For me, the contrast remains deeply personal. While I had to move my daughter out of Riyadh because she couldn’t play sports; today, schoolgirls jog in public parks in front of parents who would never have imagined such a scene. I once warned that an economy dependent on cheap inputs and blanket subsidies would atrophy; today, industries watch costs, companies push productivity, and young Saudis start businesses that develop into tech unicorns in sectors that barely existed a few years ago. I once feared Saudi would stagnate behind walls; today tourists queue at restored heritage sites while the world’s best athletes, artists, and coders fly in and out of its cities whose skylines change by the month.

Read More: Saudi Arabia’s Chance to Lead the Middle East

At 40, Mohammed bin Salman could govern for decades. That longevity is strategic. Leaders like Turkey’s Mustafa Kemal Atatürk, Singapore’s Lee Kuan Yew, and China’s Deng Xiaoping reshaped their nations because they mixed audacity with institutionalization—and stayed long enough to embed change. The Kingdom has completed phase one of his plan: shock therapy. The challenge now is phase two: to build on these reforms and give them institutional depth so no future government can easily unwind them. 

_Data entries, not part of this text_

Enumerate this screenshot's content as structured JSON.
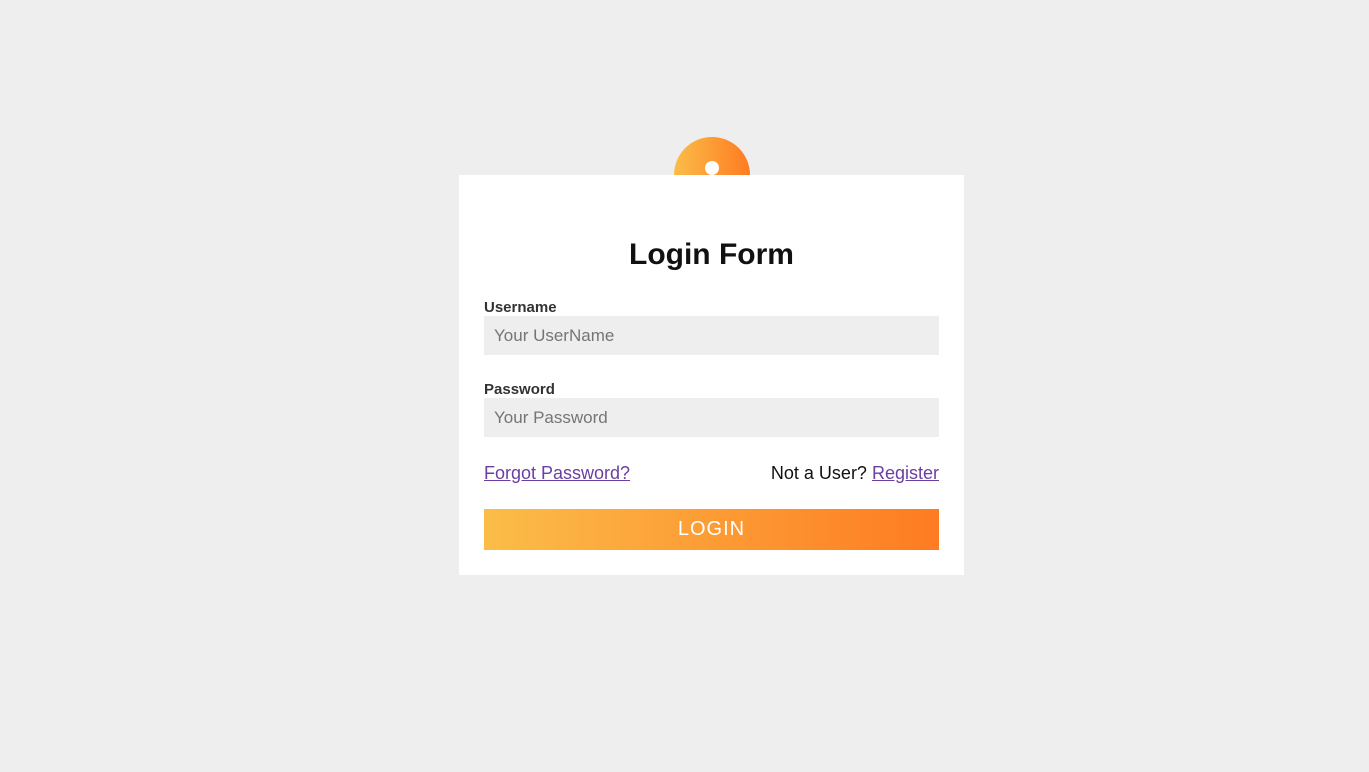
{
  "form": {
    "title": "Login Form",
    "username_label": "Username",
    "username_placeholder": "Your UserName",
    "password_label": "Password",
    "password_placeholder": "Your Password",
    "forgot_link": "Forgot Password?",
    "not_user_text": "Not a User?",
    "register_link": "Register",
    "login_button": "LOGIN"
  },
  "icons": {
    "avatar": "user-icon"
  },
  "colors": {
    "background": "#eeeeee",
    "gradient_start": "#fbbd48",
    "gradient_end": "#fe7b22",
    "link": "#6b3fa0"
  }
}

If the Kingdom locks those reforms in while sustaining a realistic pace on its mega-projects and widening space for constructive debate, the payoff will extend far beyond its borders to a more stable and economically productive Arab region better able to compete in the world. As someone who argued in 2014 that only a strong reformist could arrest drift and rebuild the Saudi state, I didn’t expect the shift to arrive this fast—or to touch so many dimensions of life so deeply. But here we are.